Evrensel Gazetesi'nin Ekonomist Mustafa Sönmez ile Afet Yasası üzerine yaptığı söyleşi.

Her şeyin paraya tahvil edildiği günümüzde kentsel dönüşümün parayla ‘değişebilir’ olması kaçınılmaz. Zaten işin içine ‘sektör’ kavramı girince -mesela inşaat sektörü- kâr da, rant da, ticaret de söz konusu meselenin aslı oluveriyor. Hele kentsel dönüşüm gibi bir konuda! Ve inşaat firmalarının ismini artık herhangi bir akrabamızın isminden daha fazla duyar ve görür olmuşsak.

Anlaşılacağı üzere bugün dosyamızda kentsel dönüşümün ekonomik yönüyle ilgiliyiz. Konuğumuz Ekonomist Mustafa Sönmez.

Kentsel dönüşüm, Mecliste yasalaşmasıyla birlikte, depremle de ilgisi kurularak gündeme daha yakıcı bir biçimde geldi. Biz en basit yönüyle başlayalım. Şehir içinde bir okul bir yerden kaldırılacaksa, bir mahallede kentsel dönüşüm yapılacaksa ya da Haydarpaşa çevresi dönüştürülecekse ilk akla gelen kavram rant.

Tabii, kentsel dönüşüm kimin nasıl ele aldığına bağlı bir şey. Türkiye şartlarında kentlerin durumunu ele alırsak, gerçekten de son derece çarpık, doku itibariyle özensiz, kimyası itibariyle sağlıksız bir yapı oluşmuş. İthal ikameci sanayileşme döneminde, sanayiinin etrafına gecekondu biçiminde ya da yap-sat inşa edilmiş binalar. Ama bugün, hem ömürlerini doldurmuşlar, hem de altyapıdan yoksun kent yapısı ortaya çıktı. Buna kısaca çarpık kentleşme de deniyor. ’80’den sonra tabii, İstanbul sanayi şehri olmaktan çıkarken eski bölgeler, mesela Haliç farklı bir işlev üstlendiğinde zamanında sanayi işçilerinin kaldığı yerlerde bir dönüşüm ihtiyacı ortaya çıktı. Bir yenilenme ihtiyacı var. Bu iktidardan iktidara ve yönetimin hangi sınıfa dayandığına bağlı olarak farklı bir yenilenme olur. Halka dayanan, halktan yana bir iktidar bu dönüşümü farklı bir şekilde yapar, kentsel rant üzerinden birikimi hedef almış sınıflara dayanan bir iktidar farklı yapar. Bizim yakın zamanlarda ya da son 10 yıldır şahit olduğumuz böyle bir niyet. AKP iktidarının kentsel dönüşüme yaklaşımının altında bu dönüşümü rant üretimine tahvil etmek ve dönüşümü yapacak olan yandaş müteahhit firmalara bunu bahane ederek bir kaynak aktarmak var. Devamında da bu devasa inşaat faaliyetini ekonominin kriz koşullarında somutlanabileceği bir pencereye dönüştürme hadisesi var. Biz bunu sürdürülmekte olan iktisadi politikalarla, bugüne kadar ki pratikle ve genel olarak iktidarların sermaye birikimi süreci içinde inşaat faaliyetinin yerini dikkate alarak değerlendirmek durumundayız.

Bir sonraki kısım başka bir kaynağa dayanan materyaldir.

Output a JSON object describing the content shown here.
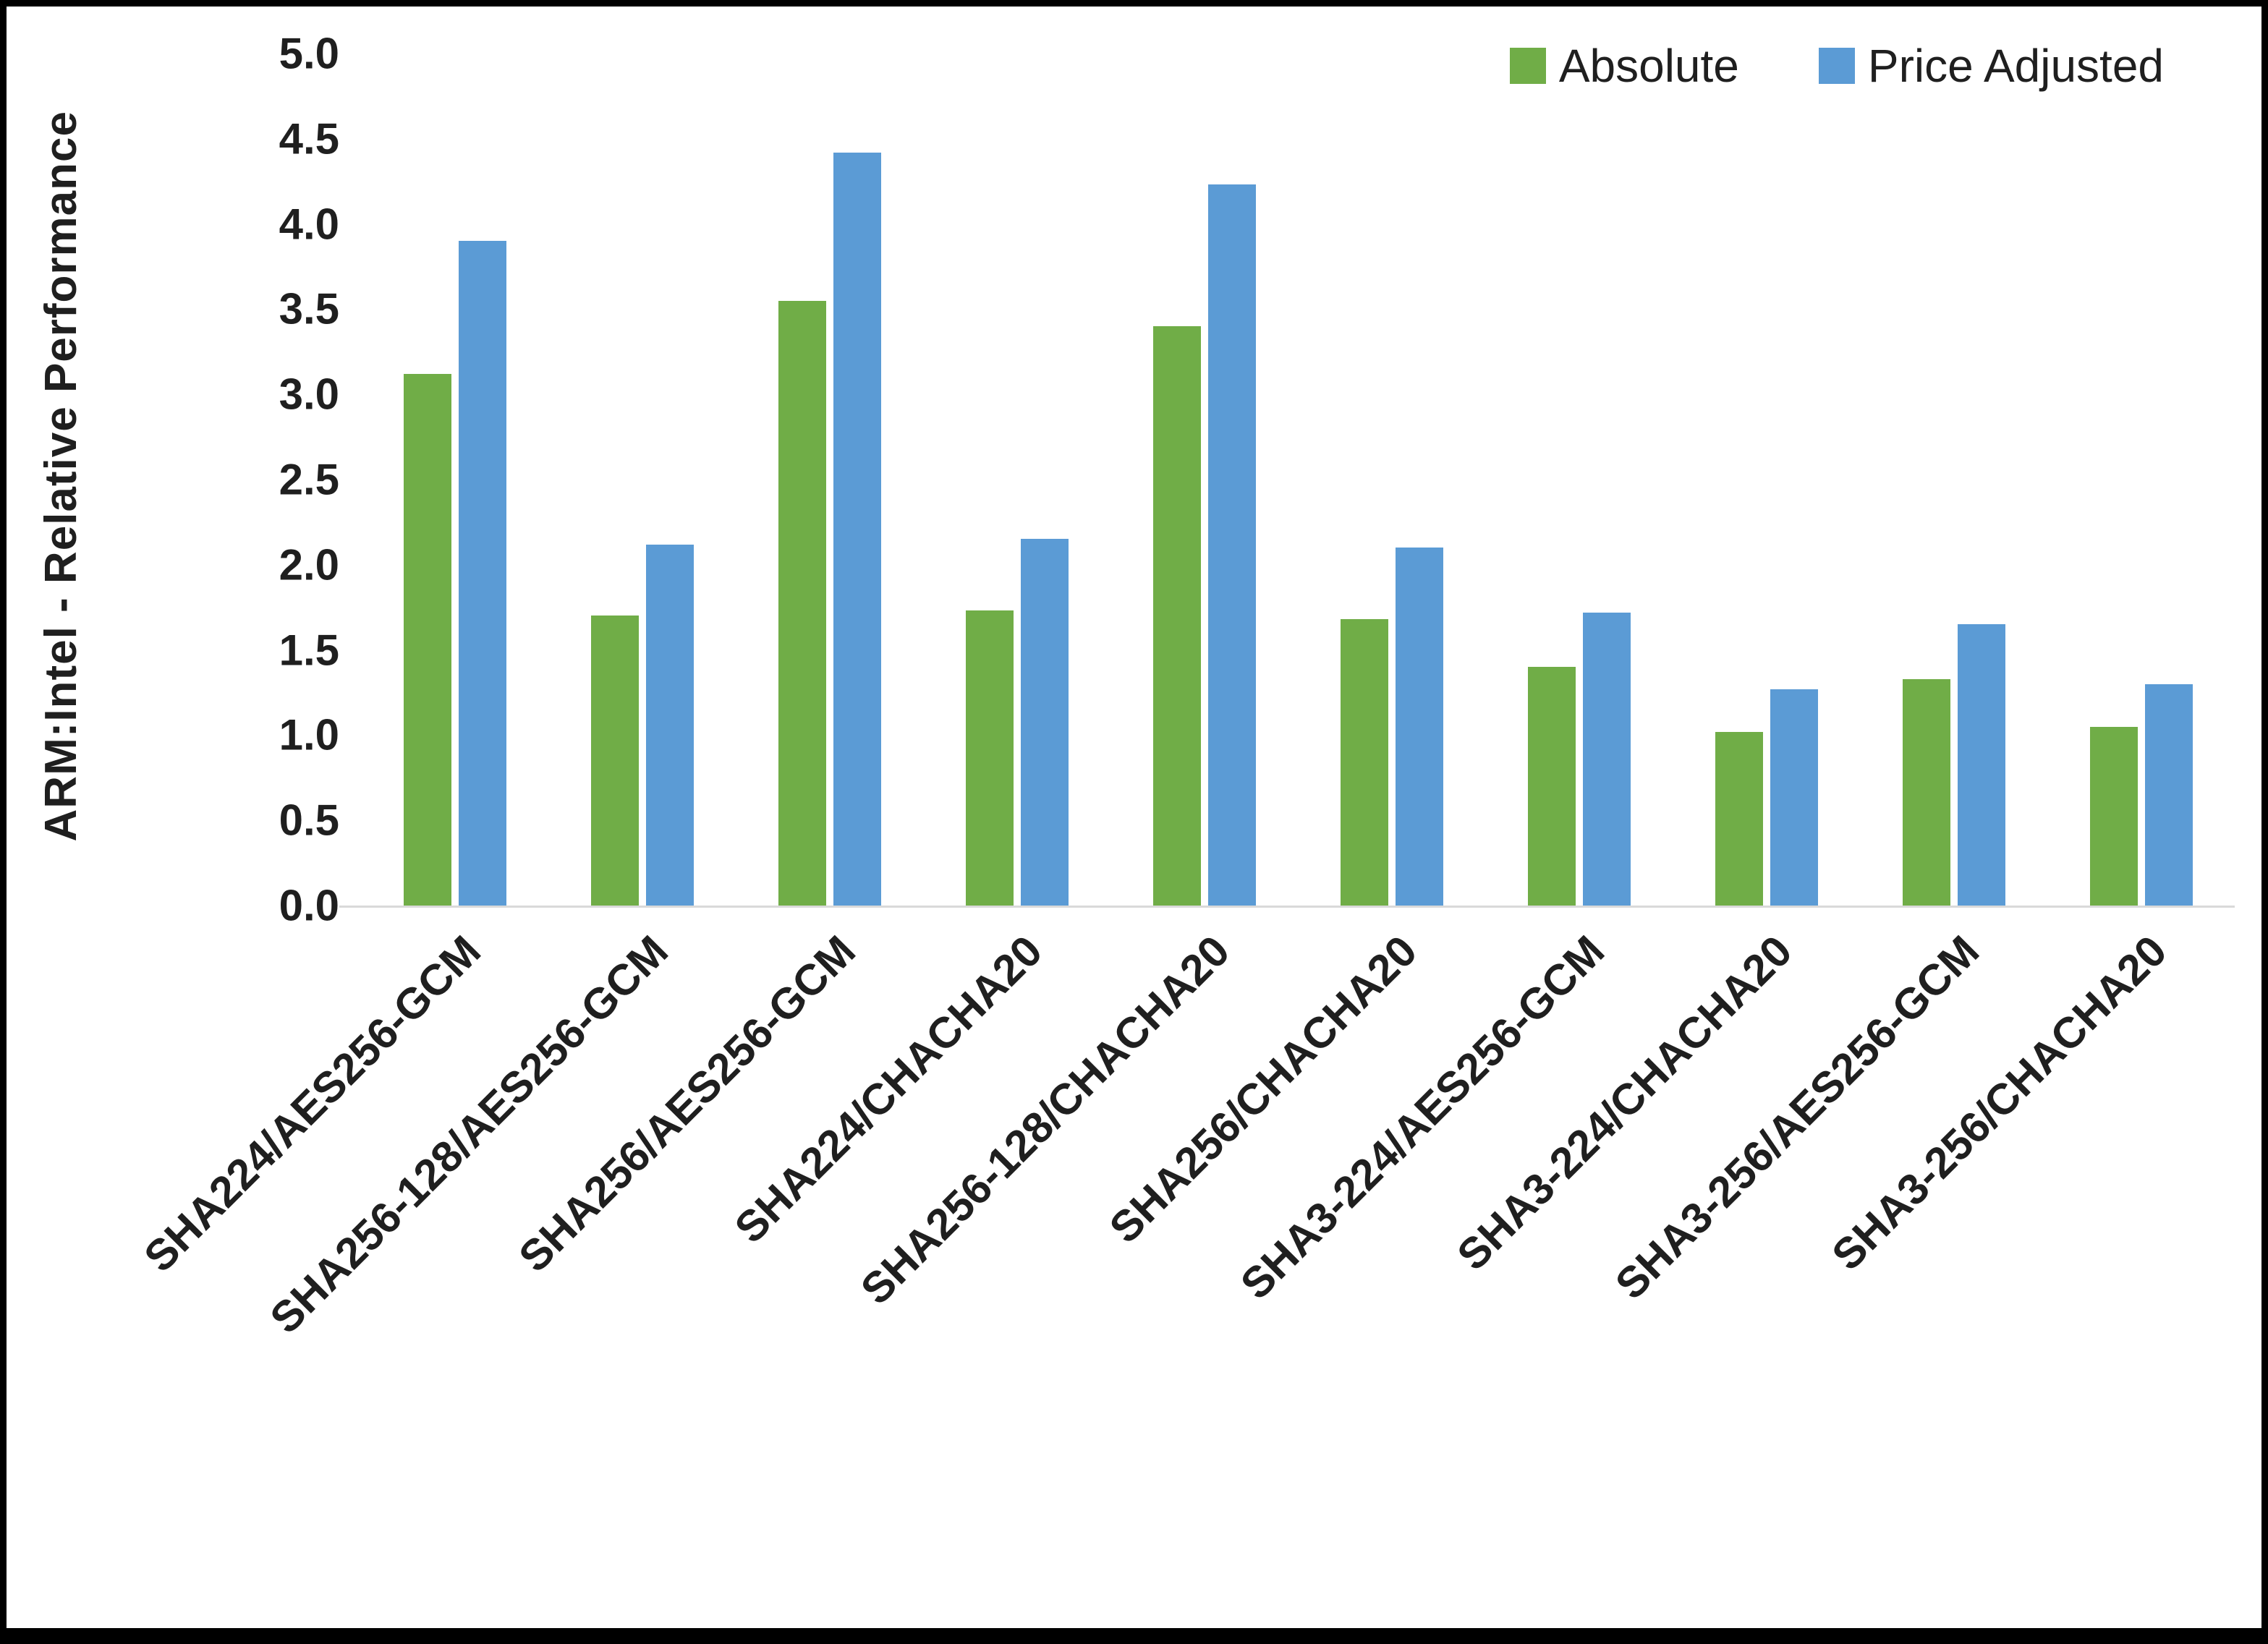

‘Bu projede ciddi bir rant hesabı var’ diyorsunuz…

Mutlaka. Olmaz olur mu? Hele ki, İstanbul’da bir inşaat meselesi olur da rant olmaz mı? Türkiye’de sermaye birikimi rant üstüne. Özellikle İstanbul rantı üzerine odaklanmış durumda. Sanayi üstünden sermaye birikimi sağlamak ve kâr sağlamak, özellikle Asya’nın rekabetiyle zorlaştı. Dolayısıyla sermaye varsa yoksa İstanbul rantı üzerinden birikimini sürdürmeye devam ediyor.

AKP hükümeti süresince, inşaat sektörünün yıldızı da parladı. Belki, Türkiye’de hep önemli bir yere sahip oldu. Ancak büyük inşaat firmalarının ismi, herhalde son 10 yılda bu kadar bilinir oldu.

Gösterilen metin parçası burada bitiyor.